How to introduce "quandrupole" potential to the students to quickly appreciate the concept
Feb. 15, 2026.
Over the years I always enjoyed teaching the multi-pole expansion of the scalar potential in electrodynamics (PH1020). While I enjoyed it (while teaching a class of 100) and so did some of the first, middle benches; the back benches had real problems with the jargon. Here is the step wise "gyaan" with three STEPS A, B and C for all.
As the Step 0: We know the potential at "r" due to a charge q as kq/r. (1/k is = 4\pi\epsilon_0 ).
STEP A: 3 sub-steps under A:
2. Now, as indicated in the figure, replace that negative charge with a positive q and additionally place a -2q at the origin (0,0,0). Notice you actually have 4 charges. Notice two points (i) the charges are kept along the z-axis, and (ii) this becomes an axially symmetric charge configuration. (The system can also be expressed as two dipoles, but do not bother).
3. By using the superposition, calculate the potential due to this charge configuration at r (this time, for convenience, strictly at a point P along the z-axis). Notice you need distances as r+d and r-d, as well as r. Assume d is small as compared to r. [call this potential at r as VP(quad)] as k(2qd^2)/r^3 ]. You notice two things here: (i). instead of q in the numerator (Step 0) we have 2q (and d^2) and (ii). instead of r in the denominator we have r^3. Compare the dimensions, all well. You have already stumbled upon the "quadrupole" term of the "multi-pole expansion of the potential" here.
Special Comments:
(i). Overall, in general, for a system of charges (whether discrete or continuous) the potential to be proportional to 1/r (single charge, or monopole), 1/r^2 (dipole) and 1/r^3 (a qadrupole) .
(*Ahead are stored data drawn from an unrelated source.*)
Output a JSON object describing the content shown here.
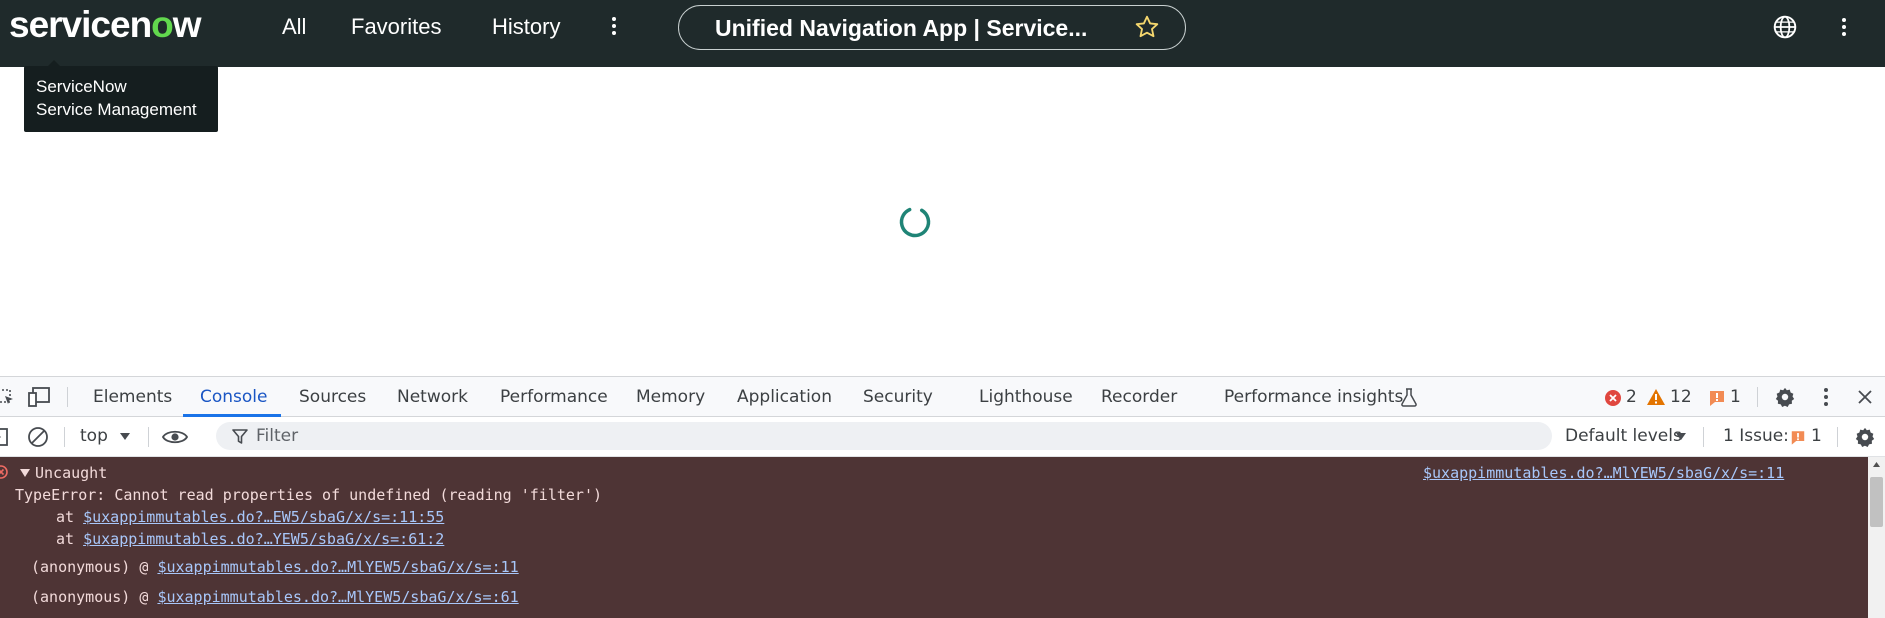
{
  "header": {
    "logo": {
      "before": "servicen",
      "o": "o",
      "after": "w"
    },
    "nav": [
      "All",
      "Favorites",
      "History"
    ],
    "page_title": "Unified Navigation App | Service...",
    "tooltip": {
      "line1": "ServiceNow",
      "line2": "Service Management"
    }
  },
  "devtools": {
    "tabs": [
      "Elements",
      "Console",
      "Sources",
      "Network",
      "Performance",
      "Memory",
      "Application",
      "Security",
      "Lighthouse",
      "Recorder",
      "Performance insights"
    ],
    "active_tab": "Console",
    "errors": "2",
    "warnings": "12",
    "issues_badge": "1",
    "context": "top",
    "filter_placeholder": "Filter",
    "levels": "Default levels",
    "issues_label": "1 Issue:",
    "issues_count": "1",
    "console": {
      "uncaught": "Uncaught",
      "source_link": "$uxappimmutables.do?…MlYEW5/sbaG/x/s=:11",
      "error": "TypeError: Cannot read properties of undefined (reading 'filter')",
      "stack": [
        {
          "prefix": "at ",
          "link": "$uxappimmutables.do?…EW5/sbaG/x/s=:11:55"
        },
        {
          "prefix": "at ",
          "link": "$uxappimmutables.do?…YEW5/sbaG/x/s=:61:2"
        }
      ],
      "calls": [
        {
          "prefix": "(anonymous) @ ",
          "link": "$uxappimmutables.do?…MlYEW5/sbaG/x/s=:11"
        },
        {
          "prefix": "(anonymous) @ ",
          "link": "$uxappimmutables.do?…MlYEW5/sbaG/x/s=:61"
        }
      ]
    }
  },
  "colors": {
    "header_bg": "#1f2a2b",
    "accent_green": "#62d84e",
    "spinner": "#1f8476",
    "console_error_bg": "#4e3435",
    "link": "#a8c7fa"
  }
}
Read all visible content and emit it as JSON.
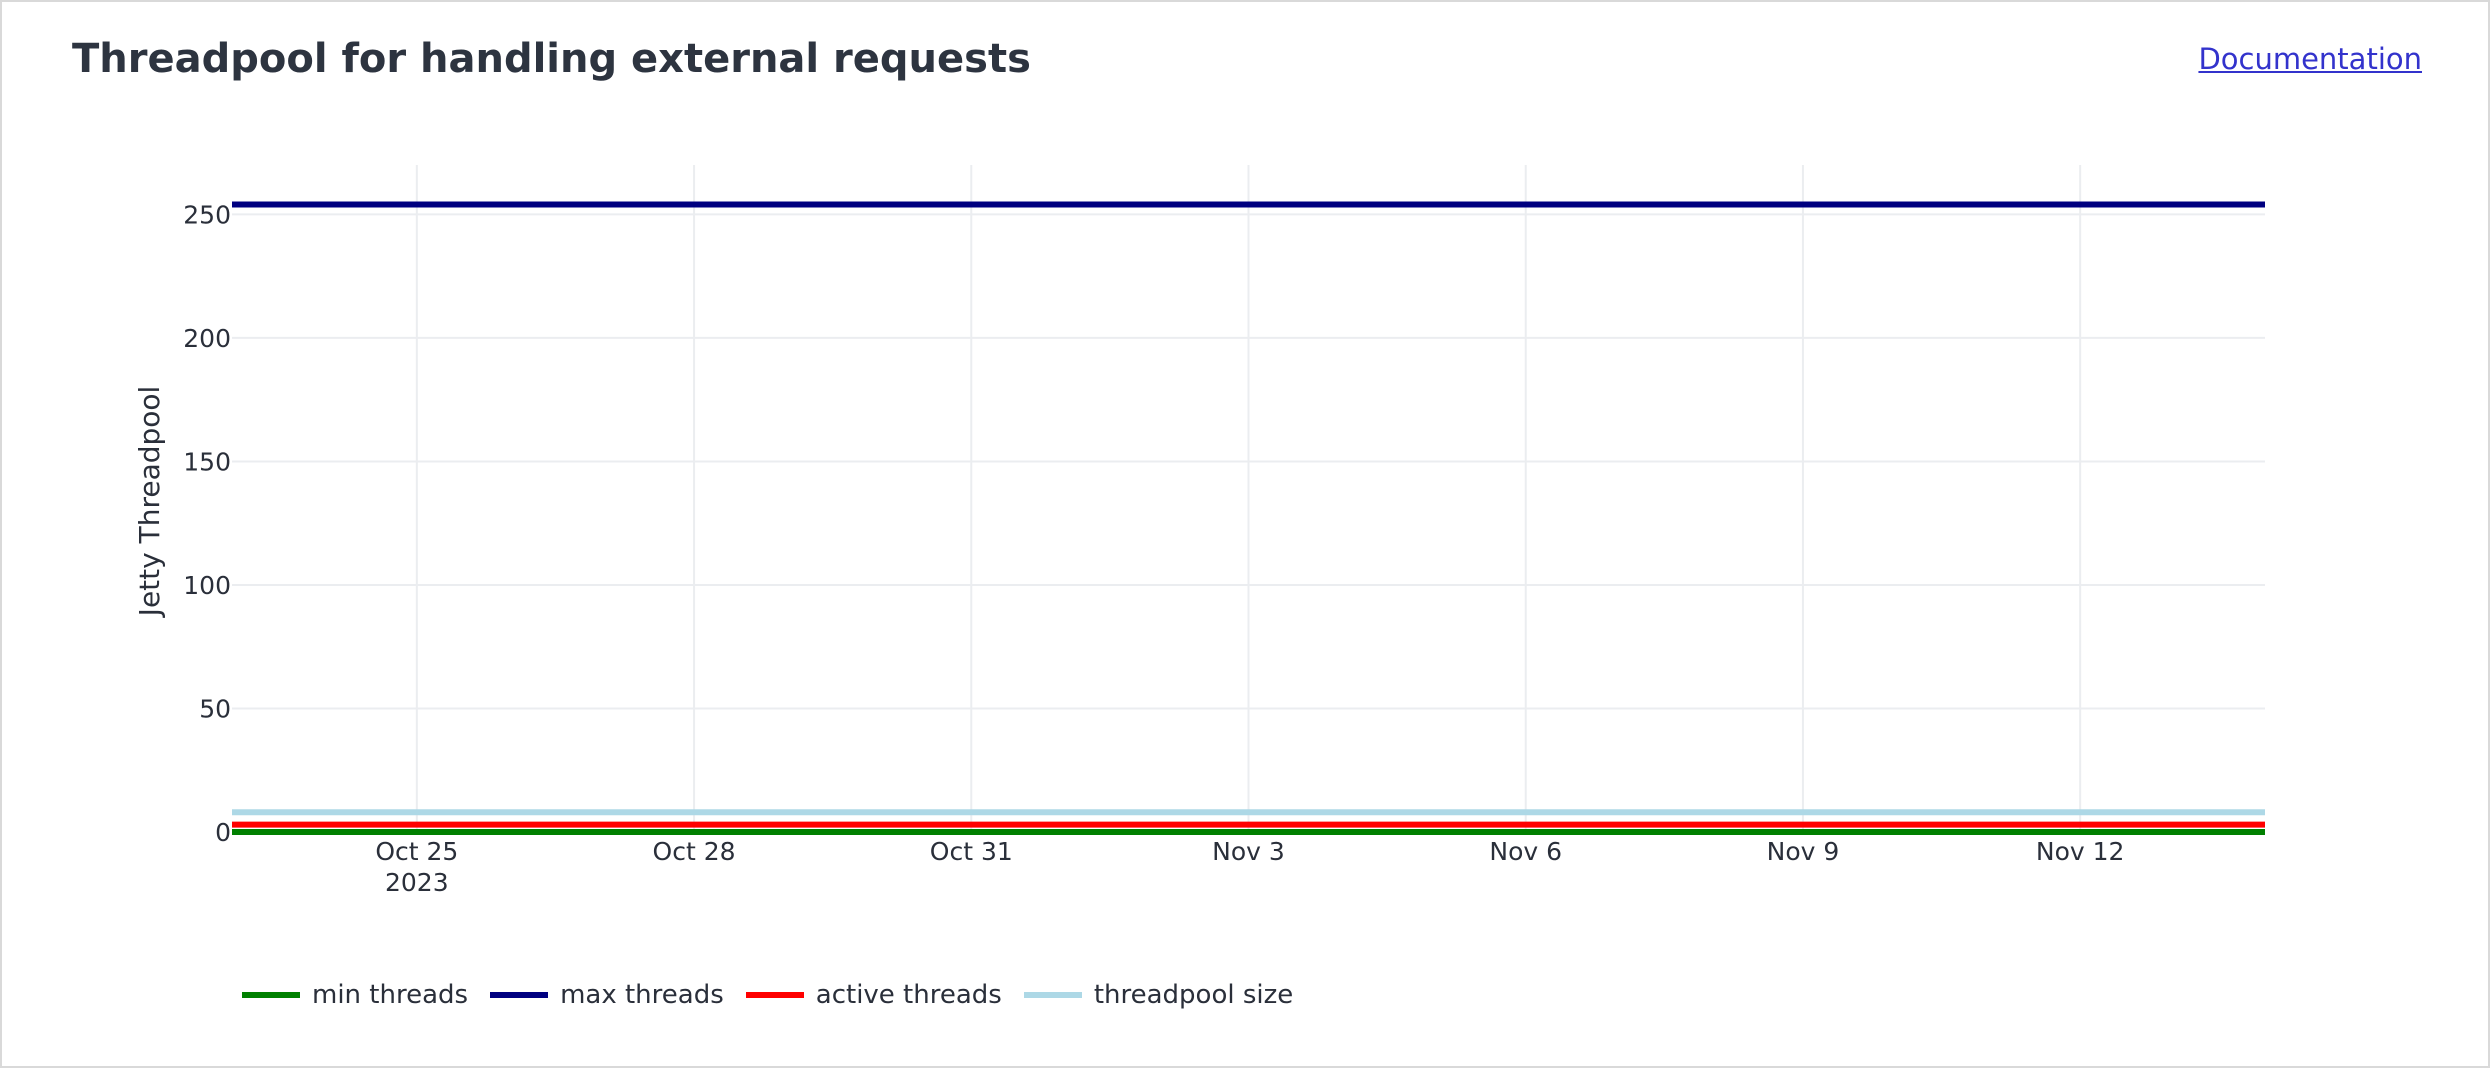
{
  "panel": {
    "title": "Threadpool for handling external requests",
    "doc_link": "Documentation"
  },
  "chart_data": {
    "type": "line",
    "ylabel": "Jetty Threadpool",
    "xlabel": "",
    "ylim": [
      0,
      270
    ],
    "xlim": [
      "2023-10-23",
      "2023-11-14"
    ],
    "x_ticks": [
      {
        "date": "2023-10-25",
        "label": "Oct 25",
        "sublabel": "2023"
      },
      {
        "date": "2023-10-28",
        "label": "Oct 28",
        "sublabel": ""
      },
      {
        "date": "2023-10-31",
        "label": "Oct 31",
        "sublabel": ""
      },
      {
        "date": "2023-11-03",
        "label": "Nov 3",
        "sublabel": ""
      },
      {
        "date": "2023-11-06",
        "label": "Nov 6",
        "sublabel": ""
      },
      {
        "date": "2023-11-09",
        "label": "Nov 9",
        "sublabel": ""
      },
      {
        "date": "2023-11-12",
        "label": "Nov 12",
        "sublabel": ""
      }
    ],
    "y_ticks": [
      0,
      50,
      100,
      150,
      200,
      250
    ],
    "grid": true,
    "legend_position": "bottom-left",
    "x": [
      "2023-10-23",
      "2023-11-14"
    ],
    "series": [
      {
        "name": "min threads",
        "color": "#008000",
        "values": [
          0,
          0
        ]
      },
      {
        "name": "max threads",
        "color": "#000080",
        "values": [
          254,
          254
        ]
      },
      {
        "name": "active threads",
        "color": "#ff0000",
        "values": [
          3,
          3
        ]
      },
      {
        "name": "threadpool size",
        "color": "#add8e6",
        "values": [
          8,
          8
        ]
      }
    ]
  }
}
(ii). It is extremely helpful to talk in terms of monopole moment, dipole moment and quadrupole moment.
(iii). For example, for a system of two equal charges of same sign, kept equal
and opposite distance from the origin (See figure without -2q), the
dipole moment will be zero. But monopole term is not zero. Thats where the need of "multi-pole expansion comes in!
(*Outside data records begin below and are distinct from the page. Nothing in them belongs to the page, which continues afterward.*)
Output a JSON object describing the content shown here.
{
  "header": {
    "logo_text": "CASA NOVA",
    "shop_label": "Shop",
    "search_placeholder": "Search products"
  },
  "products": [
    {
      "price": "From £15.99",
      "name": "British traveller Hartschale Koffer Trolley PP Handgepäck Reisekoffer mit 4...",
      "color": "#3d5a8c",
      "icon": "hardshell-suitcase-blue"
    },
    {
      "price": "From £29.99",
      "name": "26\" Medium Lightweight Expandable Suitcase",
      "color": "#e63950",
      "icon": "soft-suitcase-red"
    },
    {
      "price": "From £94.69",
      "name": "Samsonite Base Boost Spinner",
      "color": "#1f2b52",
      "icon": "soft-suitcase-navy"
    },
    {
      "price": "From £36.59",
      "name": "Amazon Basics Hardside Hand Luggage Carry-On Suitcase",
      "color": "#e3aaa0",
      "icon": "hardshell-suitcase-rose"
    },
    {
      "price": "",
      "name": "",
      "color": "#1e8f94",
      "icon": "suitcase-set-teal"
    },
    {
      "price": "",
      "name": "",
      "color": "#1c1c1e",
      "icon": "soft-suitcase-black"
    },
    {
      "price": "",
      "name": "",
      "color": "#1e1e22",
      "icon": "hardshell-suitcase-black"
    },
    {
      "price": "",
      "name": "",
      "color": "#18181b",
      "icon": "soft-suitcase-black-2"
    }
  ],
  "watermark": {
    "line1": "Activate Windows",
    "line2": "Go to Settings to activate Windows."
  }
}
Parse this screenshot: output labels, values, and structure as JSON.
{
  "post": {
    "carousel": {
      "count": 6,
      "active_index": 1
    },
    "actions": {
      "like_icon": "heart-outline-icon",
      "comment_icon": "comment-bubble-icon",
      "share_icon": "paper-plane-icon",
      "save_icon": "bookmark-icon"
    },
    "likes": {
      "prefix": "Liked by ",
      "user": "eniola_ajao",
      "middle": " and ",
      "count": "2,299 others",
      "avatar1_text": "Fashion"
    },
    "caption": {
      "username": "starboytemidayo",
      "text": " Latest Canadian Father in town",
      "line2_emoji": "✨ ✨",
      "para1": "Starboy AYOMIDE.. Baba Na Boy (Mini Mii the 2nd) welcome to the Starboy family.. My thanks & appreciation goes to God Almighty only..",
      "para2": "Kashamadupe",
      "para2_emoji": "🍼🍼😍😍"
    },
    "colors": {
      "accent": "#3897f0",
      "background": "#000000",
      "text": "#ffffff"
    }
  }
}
STEP B (sub step 4, 5 and 6 ):
4. Write a scalar potential V(M) or due to monopole (same as step 0). Monopole moment is a scalar quantity -as it is just the charge q, or sum of charges for several charges.
5. Write a potential (due to dipole) with entry of dipole moment vector p\vec .
p\vec = px x^ + px y^ + pz z^.
I can also write it as a column matrix with three components as px , py and pz.
6. Now comes the Quadrupole moment tensor - can you guess how many components it can have? Well as you saw above (sub STEP 3) for an axially symmetric case of 4 charges, it had only one component. Yes for an axially symmetric case. But for a general case it is a 3x3 matrix. It is known as a Tensor of rank 2. Its written as Qjk with double arrow on top with j and k as x,y,z.
To understand symmetry, you can imagine, if I have a spherical charge distribution (symmetrically kept about origin) with charge q, I will have neither the dipole moment (see special comment (iii) above) nor the components of quadrupole moment (due to symmetry- see below).
7. Now just believe me that when we write an expression for the 9 components of the tensor Q<->, if for for every charge (+q) at x, there is an equal (+q) charge at (-x), then, it happens that Qxy=Qyx and so on (consider it for y and z). Therefor, we have 6 components to find out.
8. We also find that the diagonal elements follow Qxx+Qyy+Qzz=0. This way, we are okay with 5 components for any charge configuration.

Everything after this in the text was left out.